Over the last ten years, new techniques have been developed to stabilise spinal segments in a non-rigid “dynamic” fashion. These techniques include artificial disc replacement surgery (see “artificial disc replacement”), interspinous processes spacers (x-stop, Wallis, etc) and dynamic stabilisation using pedicle screw fixation connected by non-rigid means (polyethilene cables and polycarbonate sleeve spacers) (Dynesys).

In Dr Osti’s Practice, the Dynesys technique (Fig.1) has been used in selected cases, when moderate instability is present in older individuals where more rigid fixation may carry a higher risk of either implant and/or bone healing failure.

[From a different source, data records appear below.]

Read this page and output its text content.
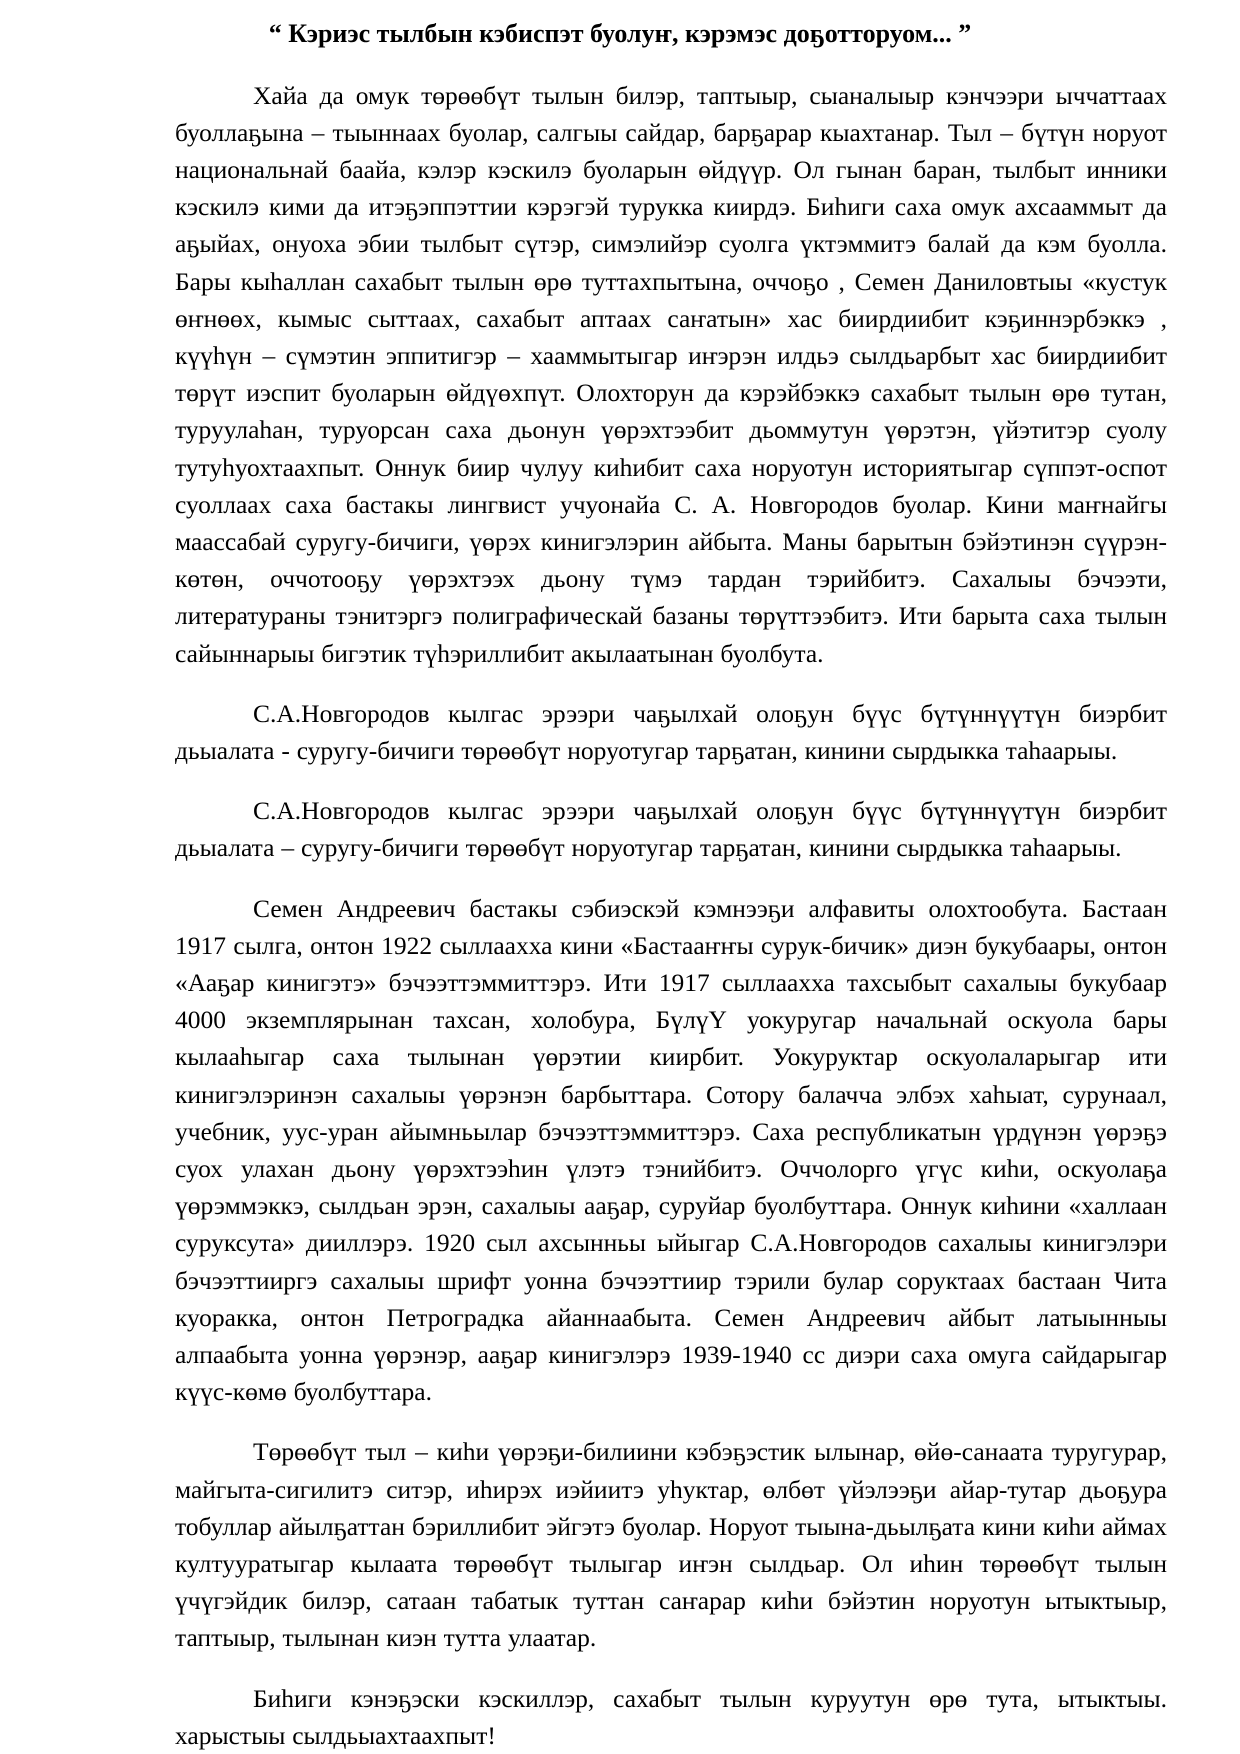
“ Кэриэс тылбын кэбиспэт буолуҥ, кэрэмэс доҕотторуом... ”

Хайа да омук төрөөбүт тылын билэр, таптыыр, сыаналыыр кэнчээри ыччаттаах буоллаҕына – тыыннаах буолар, салгыы сайдар, барҕарар кыахтанар. Тыл – бүтүн норуот национальнай баайа, кэлэр кэскилэ буоларын өйдүүр. Ол гынан баран, тылбыт инники кэскилэ кими да итэҕэппэттии кэрэгэй турукка киирдэ. Биһиги саха омук ахсааммыт да аҕыйах, онуоха эбии тылбыт сүтэр, симэлийэр суолга үктэммитэ балай да кэм буолла. Бары кыһаллан сахабыт тылын өрө туттахпытына, оччоҕо , Семен Даниловтыы «кустук өҥнөөх, кымыс сыттаах, сахабыт аптаах саҥатын» хас биирдиибит кэҕиннэрбэккэ , күүһүн – сүмэтин эппитигэр – хааммытыгар иҥэрэн илдьэ сылдьарбыт хас биирдиибит төрүт иэспит буоларын өйдүөхпүт. Олохторун да кэрэйбэккэ сахабыт тылын өрө тутан, туруулаһан, туруорсан саха дьонун үөрэхтээбит дьоммутун үөрэтэн, үйэтитэр суолу тутуһуохтаахпыт. Оннук биир чулуу киһибит саха норуотун историятыгар сүппэт-оспот суоллаах саха бастакы лингвист учуонайа С. А. Новгородов буолар. Кини маҥнайгы маассабай суругу-бичиги, үөрэх кинигэлэрин айбыта. Маны барытын бэйэтинэн сүүрэн-көтөн, оччотооҕу үөрэхтээх дьону түмэ тардан тэрийбитэ. Сахалыы бэчээти, литератураны тэнитэргэ полиграфическай базаны төрүттээбитэ. Ити барыта саха тылын сайыннарыы бигэтик түһэриллибит акылаатынан буолбута.

С.А.Новгородов кылгас эрээри чаҕылхай олоҕун бүүс бүтүннүүтүн биэрбит дьыалата - суругу-бичиги төрөөбүт норуотугар тарҕатан, кинини сырдыкка таһаарыы.

С.А.Новгородов кылгас эрээри чаҕылхай олоҕун бүүс бүтүннүүтүн биэрбит дьыалата – суругу-бичиги төрөөбүт норуотугар тарҕатан, кинини сырдыкка таһаарыы.

Семен Андреевич бастакы сэбиэскэй кэмнээҕи алфавиты олохтообута. Бастаан 1917 сылга, онтон 1922 сыллаахха кини «Бастааҥҥы сурук-бичик» диэн букубаары, онтон «Ааҕар кинигэтэ» бэчээттэммиттэрэ. Ити 1917 сыллаахха тахсыбыт сахалыы букубаар 4000 экземплярынан тахсан, холобура, БүлүҮ уокуругар начальнай оскуола бары кылааһыгар саха тылынан үөрэтии киирбит. Уокуруктар оскуолаларыгар ити кинигэлэринэн сахалыы үөрэнэн барбыттара. Сотору балачча элбэх хаһыат, сурунаал, учебник, уус-уран айымньылар бэчээттэммиттэрэ. Саха республикатын үрдүнэн үөрэҕэ суох улахан дьону үөрэхтээһин үлэтэ тэнийбитэ. Оччолорго үгүс киһи, оскуолаҕа үөрэммэккэ, сылдьан эрэн, сахалыы ааҕар, суруйар буолбуттара. Оннук киһини «халлаан суруксута» дииллэрэ. 1920 сыл ахсынньы ыйыгар С.А.Новгородов сахалыы кинигэлэри бэчээттииргэ сахалыы шрифт уонна бэчээттиир тэрили булар соруктаах бастаан Чита куоракка, онтон Петроградка айаннаабыта. Семен Андреевич айбыт латыынныы алпаабыта уонна үөрэнэр, ааҕар кинигэлэрэ 1939-1940 сс диэри саха омуга сайдарыгар күүс-көмө буолбуттара.

Төрөөбүт тыл – киһи үөрэҕи-билиини кэбэҕэстик ылынар, өйө-санаата туругурар, майгыта-сигилитэ ситэр, иһирэх иэйиитэ уһуктар, өлбөт үйэлээҕи айар-тутар дьоҕура тобуллар айылҕаттан бэриллибит эйгэтэ буолар. Норуот тыына-дьылҕата кини киһи аймах култууратыгар кылаата төрөөбүт тылыгар иҥэн сылдьар. Ол иһин төрөөбүт тылын үчүгэйдик билэр, сатаан табатык туттан саҥарар киһи бэйэтин норуотун ытыктыыр, таптыыр, тылынан киэн тутта улаатар.

Биһиги кэнэҕэски кэскиллэр, сахабыт тылын куруутун өрө тута, ытыктыы. харыстыы сылдьыахтаахпыт!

Patients suitable for this technique are generally over 60, with grade 1 (moderate) spondylolisthesis (anterior slip of one or more vertebrae) and where back pain is a significant symptom in association with leg pain due to nerve pressure. The operation is carried out as for other similar procedures with a vertical posterior skin incision over the lumbar spine and the pedicle screws are inserted into the selected vertebrae in a normal “fashion” (see “pedicle screw fixation”).

 




The difference with the conventional technique is that the screw heads, rather than being connected with a pair of rigid or semi-rigid steel rods are linked by two polyethilene cords and separated from each other by polycarbonate (plastic) sleeves, cut at selected lengths to achieve adequate tension and to stabilise dynamically the operated segments (Fig.2). Generally no bone graft is used.


In a published large series of cases operated with this technique, the two year follow-up results suggested lower complications, both general and/or related to instrumentation, when compared to similar series with conventional stabilisation techniques with rigid steel rods and bone graft. The expected but yet unproven advantages of dynamic stabilisation include reduced stress on the stabilised and adjacent levels, reduced morbidity and post-operative pain due to absence of bone graft and potential partial preservation of movement at the operated segments.

The post-operative regimen includes early mobilisation within 24 hours of surgery and discharge from Hospital within three days. Patients are advised to avoid any activities associated with repetitive strain to the lower back for six weeks. Plain lumbar x-rays are taken after six weeks, six months and yearly afterwards.